Ścieżki rowerowe to w cywilizowanych stolicach żaden wyczyn. Ale nie w Warszawie – wystarczy spojrzeć na mapę ścieżek rowerowych, aby przekonać się, że w ich wytyczaniu (podobnie jak w budowaniu coraz to nowych budynków) nie ma żadnego planu ani logiki. Owa mapa, którą można bez problemu wygooglować, prezentowana jest np. tutaj.
Już sama informacja, która wyświetla się na tej mapie, jest dość groteskowa: „Prezentowana w naszym serwisie internetowa mapa Warszawy ma charakter wyłącznie poglądowy i w żadnym razie nie może być traktowana jako dokument oficjalny. (…) Witamy w serwisie Urzędu miasta stołecznego Warszawy”. Zaraz… To kto ma być źródłem pełnoprawnej mapy rowerowej Warszawy jak nie ten właśnie urząd? Jaką wiarygodność ma mapa, opatrzona informacją, że podmiot ją publikujący za nią nie odpowiada?
Przyjdzie zima - rowerzyści, którzy lobbują za zabieraniem miejsca na drodze samochodom na rzecz pasów dla rowerów, wsiądą do samochodów i autobusów. I staną w korkach. A obok będą puste pasy rowerowe.
Wróćmy jednak do samej mapy. Jeżeli ktoś z Was miał kiedyś do czynienia z programem do obróbki grafiki i zdjęć, i wie, co to są warstwy, to owa mapka wygląda jak jedna taka warstwa. Jak coś, co jest częścią całości. Tylko że w tym przypadku tej całości nie ma – mapa dróg rowerowych w Warszawie wygląda jak dziecięca wycinanka albo zdekompletowane puzzle.
Tu kawałek, tam kawałek – zamiast całościowej, przemyślanej sieci tras rowerowych, spinającej miejsca o największej gęstości zaludnienia z miejscami, do których docierają ludzie do pracy czy na chwilę odpoczynku, mamy półprodukt.
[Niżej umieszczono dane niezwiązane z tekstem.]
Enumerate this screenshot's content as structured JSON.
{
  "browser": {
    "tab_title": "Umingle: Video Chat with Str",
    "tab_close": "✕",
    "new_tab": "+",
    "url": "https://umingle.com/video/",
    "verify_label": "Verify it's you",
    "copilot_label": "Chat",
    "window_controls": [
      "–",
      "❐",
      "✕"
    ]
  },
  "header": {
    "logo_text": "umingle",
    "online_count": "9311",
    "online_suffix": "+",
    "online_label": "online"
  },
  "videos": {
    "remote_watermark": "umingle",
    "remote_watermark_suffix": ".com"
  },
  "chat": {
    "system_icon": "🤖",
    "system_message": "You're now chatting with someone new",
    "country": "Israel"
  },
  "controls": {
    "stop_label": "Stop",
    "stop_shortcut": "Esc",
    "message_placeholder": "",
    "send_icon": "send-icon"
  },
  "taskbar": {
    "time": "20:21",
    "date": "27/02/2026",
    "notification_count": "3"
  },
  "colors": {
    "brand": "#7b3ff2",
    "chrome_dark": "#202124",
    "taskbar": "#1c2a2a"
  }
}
Nic więc dziwnego, że mieszkańcy próbują wpłynąć na władze swoich dzielnic i miasta, aby sieć dróg rowerowych uzupełnić.
Tak było na warszawskim Żoliborzu, gdzie w ramach budżetu partycypacyjnego wygrał projekt trasy rowerowej wzdłuż ul. Krasińskiego. I wszystko byłoby super, gdyby nie to, że droga dla rowerów nie powstała np. na szerokim pasie zieleni, oddzielającym jezdnie, tylko została wyznaczona na pasie, którym dotąd jeździły samochody osobowe i autobusy.
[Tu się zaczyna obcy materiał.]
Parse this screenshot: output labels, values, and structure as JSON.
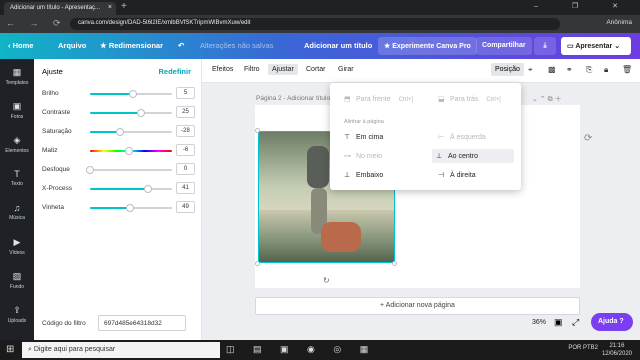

Powstają rozwiązania, które się nie sprawdzają
Powstało rozwiązanie, które w praktyce po prostu się nie sprawdza. Kierowcy, którzy przyjeżdżają w to miejsce pierwszy raz, nie wiedzą, co mają robić. Rowerzyści pojawiają się na swoim pasie sporadycznie, za to na pozostałym pasie dla samochodów ruch wyraźnie zgęstniał. Powstało kilka miejsc, prowokujących niebezpieczne sytuacje tak dla samochodów, jak dla rowerzystów. Na powstałych autorskich wysepkach kierowcy „gubią” podwozia.
Wytyczne projektu, którego budżet szacowano na 150 tys. zł, możecie przeczytać tutaj, a my zapraszamy do obejrzenia galerii z tego miejsca. Zobaczycie w niej, że każdy fanatyzm nie jest zdrowy – zarówno ortodoksyjnie „rowerowe” podejście do ruchu, jak i czysto „samochodowe”, nie muszą prowadzić do optymalnych rozwiązań. Warto, żeby ktoś konsultował takie projekty z ludźmi, którzy znają się na inżynierii ruchu drogowego, zanim miejskie pieniądze zostaną zainwestowane w nowe rozwiązania drogowe.
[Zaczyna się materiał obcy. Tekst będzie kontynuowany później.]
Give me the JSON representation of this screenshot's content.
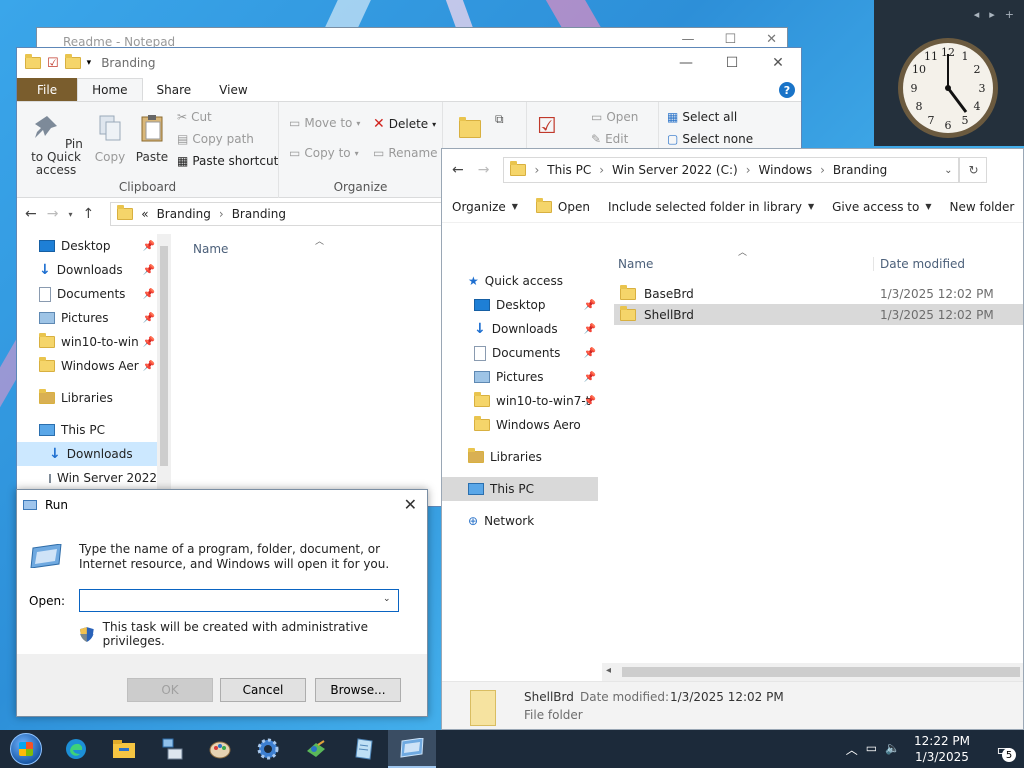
{
  "notepad": {
    "title": "Readme - Notepad"
  },
  "explorer1": {
    "title": "Branding",
    "tabs": {
      "file": "File",
      "home": "Home",
      "share": "Share",
      "view": "View"
    },
    "clipboard": {
      "pin_label": "Pin to Quick access",
      "copy_label": "Copy",
      "paste_label": "Paste",
      "cut_label": "Cut",
      "copy_path_label": "Copy path",
      "paste_shortcut_label": "Paste shortcut",
      "group_label": "Clipboard"
    },
    "organize": {
      "move_to_label": "Move to",
      "copy_to_label": "Copy to",
      "delete_label": "Delete",
      "rename_label": "Rename",
      "group_label": "Organize"
    },
    "open": {
      "open_label": "Open",
      "edit_label": "Edit"
    },
    "select": {
      "select_all_label": "Select all",
      "select_none_label": "Select none"
    },
    "breadcrumb": {
      "prefix": "«",
      "part1": "Branding",
      "part2": "Branding"
    },
    "column_name": "Name",
    "nav_items": [
      {
        "label": "Desktop"
      },
      {
        "label": "Downloads"
      },
      {
        "label": "Documents"
      },
      {
        "label": "Pictures"
      },
      {
        "label": "win10-to-win"
      },
      {
        "label": "Windows Aer"
      },
      {
        "label": "Libraries"
      },
      {
        "label": "This PC"
      },
      {
        "label": "Downloads"
      },
      {
        "label": "Win Server 2022"
      }
    ]
  },
  "explorer2": {
    "breadcrumb": [
      "This PC",
      "Win Server 2022 (C:)",
      "Windows",
      "Branding"
    ],
    "commands": {
      "organize": "Organize",
      "open": "Open",
      "include": "Include selected folder in library",
      "share": "Give access to",
      "new_folder": "New folder"
    },
    "nav_items": [
      {
        "label": "Quick access"
      },
      {
        "label": "Desktop"
      },
      {
        "label": "Downloads"
      },
      {
        "label": "Documents"
      },
      {
        "label": "Pictures"
      },
      {
        "label": "win10-to-win7-t"
      },
      {
        "label": "Windows Aero"
      },
      {
        "label": "Libraries"
      },
      {
        "label": "This PC"
      },
      {
        "label": "Network"
      }
    ],
    "columns": {
      "name": "Name",
      "date": "Date modified"
    },
    "files": [
      {
        "name": "BaseBrd",
        "date": "1/3/2025 12:02 PM"
      },
      {
        "name": "ShellBrd",
        "date": "1/3/2025 12:02 PM"
      }
    ],
    "details": {
      "name": "ShellBrd",
      "date_label": "Date modified:",
      "date_value": "1/3/2025 12:02 PM",
      "type": "File folder"
    }
  },
  "run_dialog": {
    "title": "Run",
    "description": "Type the name of a program, folder, document, or Internet resource, and Windows will open it for you.",
    "open_label": "Open:",
    "input_value": "",
    "admin_note": "This task will be created with administrative privileges.",
    "ok_label": "OK",
    "cancel_label": "Cancel",
    "browse_label": "Browse..."
  },
  "taskbar": {
    "time": "12:22 PM",
    "date": "1/3/2025",
    "notification_count": "5"
  },
  "colors": {
    "accent": "#0a64c2",
    "file_tab": "#7a5d2d",
    "selection": "#cce8ff",
    "taskbar": "#1c2a3a"
  }
}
Mieszkańcy głosują na projekty - ale czy wszyscy?
Byłoby także wskazane, aby ktoś się też przyjrzał obecnemu mechanizmowi głosowania na poszczególne projekty w ramach budżetu partycypacyjnego. Głosowanie przez internet nie jest roztropnym rozwiązaniem w dzielnicach o wysokiej średniej wieku mieszkańców i jawnie ich dyskryminuje. Z kolei, aby zagłosować, trzeba podać tyle danych osobowych, że każdy w miarę ogarnięty i zorientowany w bezpieczeństwie danych osobowych internauta trzy razy się zastanowi, zanim poda wszystkie wymagane informacje.
Zabrać miejsce jednym, żeby dać drugim - czy naprawdę nie można inaczej?
I jeszcze jedno zdanie do lobby rowerowego, które dumnie popiera projekty, zabierające pasy ruchu samochodom na rzecz rowerów: pamiętajcie, że kiedy nadejdzie chłodna jesień i zima, wsiądziecie do samochodów lub autobusów. I wtedy będziecie stać w korkach, a obok zobaczycie pusty pas dla rowerów.
Pas, którym mógłby bez korka przejechać Wasz samochód lub autobus, gdyby ścieżka rowerowa była poza jezdnią. W przypadku opisywanego w artykule rozwiązania drogowego, w razie korka pustym pasem dla rowerów nie przejedzie nawet pogotowie czy policja, bo światły projektodawca umieścił tam wysepki, a samochodom nakazał parkowanie jednym kołem na jezdni. A jak pogotowie będzie jechało do rowerzysty?
Zapraszamy do galerii oraz – jak zwykle – do komentowania. Jeżeli w Waszej okolicy jest jakieś rozwiązanie drogowe, które przynosi więcej udręki, niż pożytku, piszcie. Może dzięki Waszym komentarzom ktoś zastanowi się, zanim powieli ten sam pomysł gdzie indziej.
Galeria zdjęć
Spodziewający się normalnej organizacji ruchu kierowca skręca z Placu Wilsona w ulicę Krasińskiego w Warszawie...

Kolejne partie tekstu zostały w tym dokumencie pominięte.